These step by step directions will help you create your own Loofah Soap that’s moisturizing for skin and perfect to gift to friends and family!
Soapmaking has become a really fun and creative outlet for me over the last year. I recently poured some loofah soap and not only was it quite neat to make, it’s even more fun to use.
Have you ever tried loofah soap?
I have a wonderful friend in New Mexico who has an Apothecary and homestead – she grew loofahs this past summer. Once she harvested them, she sent me some as a trade for other items. It was fun to shake the seeds out of the loofah and prepare them for making soap.
There are countless ways to make loofah soap — there really isn’t a right or wrong way. It’s best to experiment and find a way that works best given your situation. Once you find that sweet spot, hold onto it and keep it forever!
How to Make Loofah Soap
A loofah sponge is a natural product that grows in your backyard garden. Once it’s fully developed, you can peel the loofah gourd and reveal a loofah sponge. It’ll be long and tubular.
When they are dry, they are quite hard.. once they are introduced to water they soften up. Their scrubby texture is wonderful for skin.
For this recipe, loofah sponges are kept whole, while some are cut and placed in a 6 ct round silicone mold. You can use a PVC Pipe, but an empty Pringles can works amazing for round soaps.
Our cold process soap recipe is created, and blended until a light trace – then poured over the loofah sponge and allowed to gel until it’s removed from the mold.
- We took one long loofah sponge and stuffed it in a cylindrical Pringles can (if your loofah is short, then stuff 2 in there).
- The remaining loofah was cut into pieces for the 6 ct round silicone mold. When you cut them, do so with a serrated knife, and ensure you size them higher than the height of the mold (so they stick out of the top slightly)

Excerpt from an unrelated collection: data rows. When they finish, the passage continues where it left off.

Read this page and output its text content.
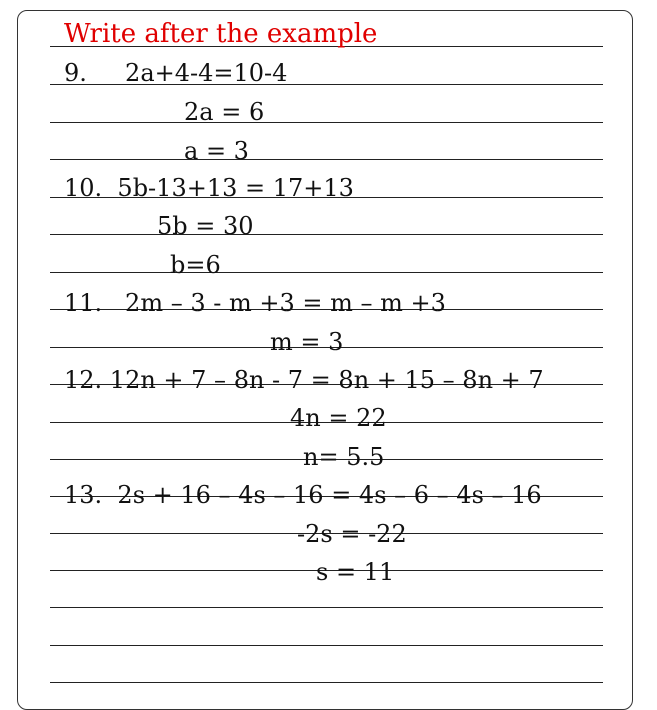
Write after the example
9.     2a+4-4=10-4
2a = 6
a = 3
10.  5b-13+13 = 17+13
5b = 30
b=6
11.   2m – 3 - m +3 = m – m +3
m = 3
12. 12n + 7 – 8n - 7 = 8n + 15 – 8n + 7
4n = 22
n= 5.5
13.  2s + 16 – 4s – 16 = 4s – 6 – 4s – 16
-2s = -22
s = 11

(Depending on where you purchase your loofahs, you might have to dunk them in water to get them to expand. I did not do this as my loofah sponges came directly from a homestead and were not flat. Once you dunk them in water, dry them as best as possible – the sun is best! – before making soap.)
Cold Process Loofah Soap Recipe:
If this is your first time making cold process soap, please review our tutorial on making cold process soap back here. We made this recipe with cactus paddles (we pick up from our backyard). We let the liquid and lye cool for one hour before combining with the oils.

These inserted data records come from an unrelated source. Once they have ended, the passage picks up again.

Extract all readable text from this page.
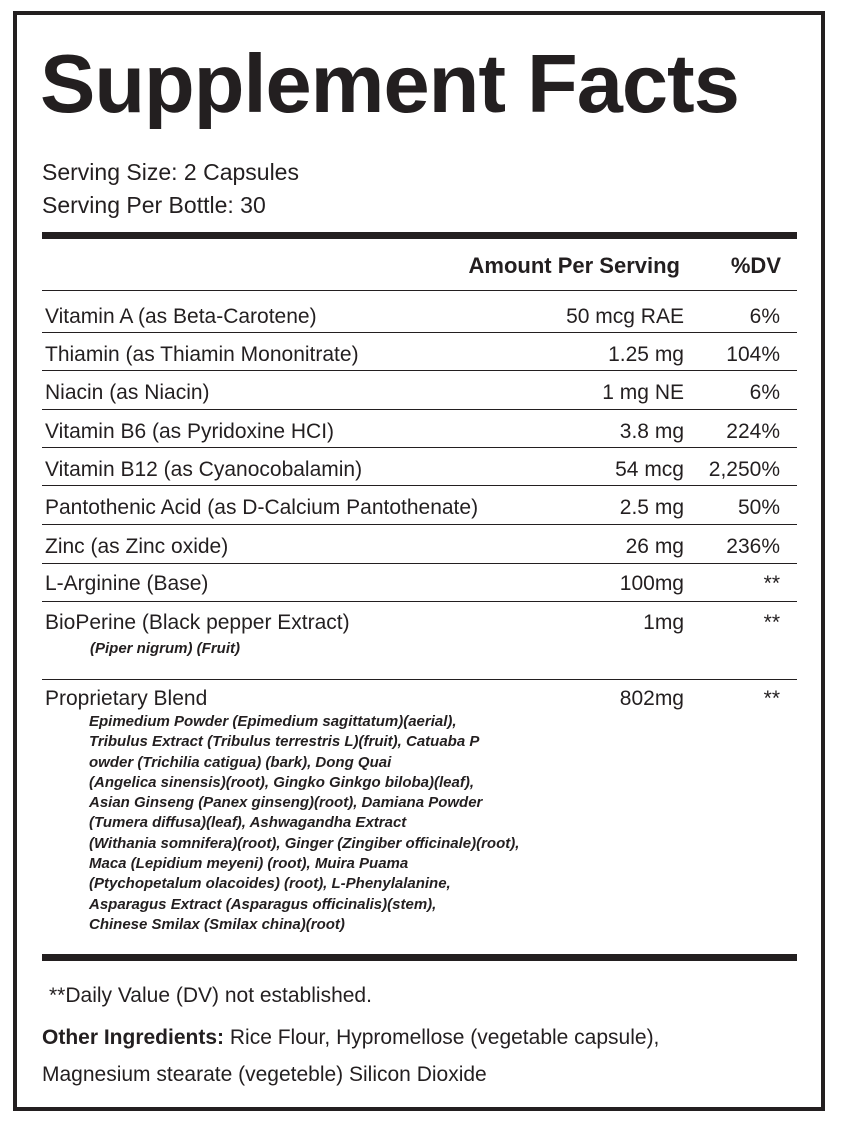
Supplement Facts
Serving Size: 2 Capsules
Serving Per Bottle: 30
Amount Per Serving %DV
Vitamin A (as Beta-Carotene)	50 mcg RAE	6%
Thiamin (as Thiamin Mononitrate)	1.25 mg 104%
Niacin (as Niacin)	1 mg NE	6%
Vitamin B6 (as Pyridoxine HCI)	3.8 mg 224%
Vitamin B12 (as Cyanocobalamin)	54 mcg 2,250%
Pantothenic Acid (as D-Calcium Pantothenate)	2.5 mg	50%
Zinc (as Zinc oxide)	26 mg 236%
L-Arginine (Base)	100mg	**
BioPerine (Black pepper Extract)	1mg	**
(Piper nigrum) (Fruit)
Proprietary Blend	802mg	**
Epimedium Powder (Epimedium sagittatum)(aerial),
Tribulus Extract (Tribulus terrestris L)(fruit), Catuaba P
owder (Trichilia catigua) (bark), Dong Quai
(Angelica sinensis)(root), Gingko Ginkgo biloba)(leaf),
Asian Ginseng (Panex ginseng)(root), Damiana Powder
(Tumera diffusa)(leaf), Ashwagandha Extract
(Withania somnifera)(root), Ginger (Zingiber officinale)(root),
Maca (Lepidium meyeni) (root), Muira Puama
(Ptychopetalum olacoides) (root), L-Phenylalanine,
Asparagus Extract (Asparagus officinalis)(stem),
Chinese Smilax (Smilax china)(root)
**Daily Value (DV) not established.
Other Ingredients: Rice Flour, Hypromellose (vegetable capsule),
Magnesium stearate (vegeteble) Silicon Dioxide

If you are using milk, I would recommend freezing the liquid into ice cubes in advance.
Liquid and Lye:
- Lye: 4.6 oz
- Liquid: 10.99 oz
Oils and Fats (5% superfat)
- Avocado Oil: 3 oz.
- Coconut Oil: 8.5 oz.
- Castor Oil: 1.8 oz.
- Olive Oil: 10 oz.
- Rice Bran Oil: 2 oz.
- Tallow: 5 oz.
- Unrefined Shea Butter: 3 oz.
#1: Weigh out the liquid you will be using into a heat safe pitcher or bowl. If you are using milk, be sure to weigh the milk and freeze beforehand in ice cube trays.
#2: Prepare all of your ingredients – and have everything set aside to start:
- Empty Pringles can – rinsed out and dried
- 6 ct cavity round silicone mold
- Immersion Blender – you don’t have to spend oodles but you will want something reliable with a metal stick, not plastic.
- Digital Scale to measure your ingredients
#3: Combine the liquid with the lye and set aside until it cools to 105-115 degrees.
#4: Weigh your oils, fats and butters. Add them to your lye + liquid. Give it a buzz with the immersion blender in 15-20 second increments until the mixture comes to a light trace.
#5: Slowly pour the batter into your Pringles can, taking care to tap the can on a hard surface to allow the batter to settle. It’ll take some time for the batter to truly soak through the loofah.
#6: The batter that is remaining should be enough to fill up 3 of the round cavities in the silicone mold that lays flat. Pour a little bit of batter in each of 3 cavities, then gently push the loofah in each cavity. Top off with more batter – make sure you allow the loofah to stick out a little bit from the top of the batter.
Allow it to Gel and Then Cut into Bars
Let your soap sit for 24-36 hours to gel. After 24 hours, take a serrated knife and gently cut the top of the Pringles can enough to peel it away from the cylinder of soap.
Then allow that cylinder of soap to sit for an additional 24 hours before slicing (with a serrated knife) into rounds. Remove the soaps from the cavity mold as well, they should just pop out.
Let the soap cure for 4-5 weeks until ready to use.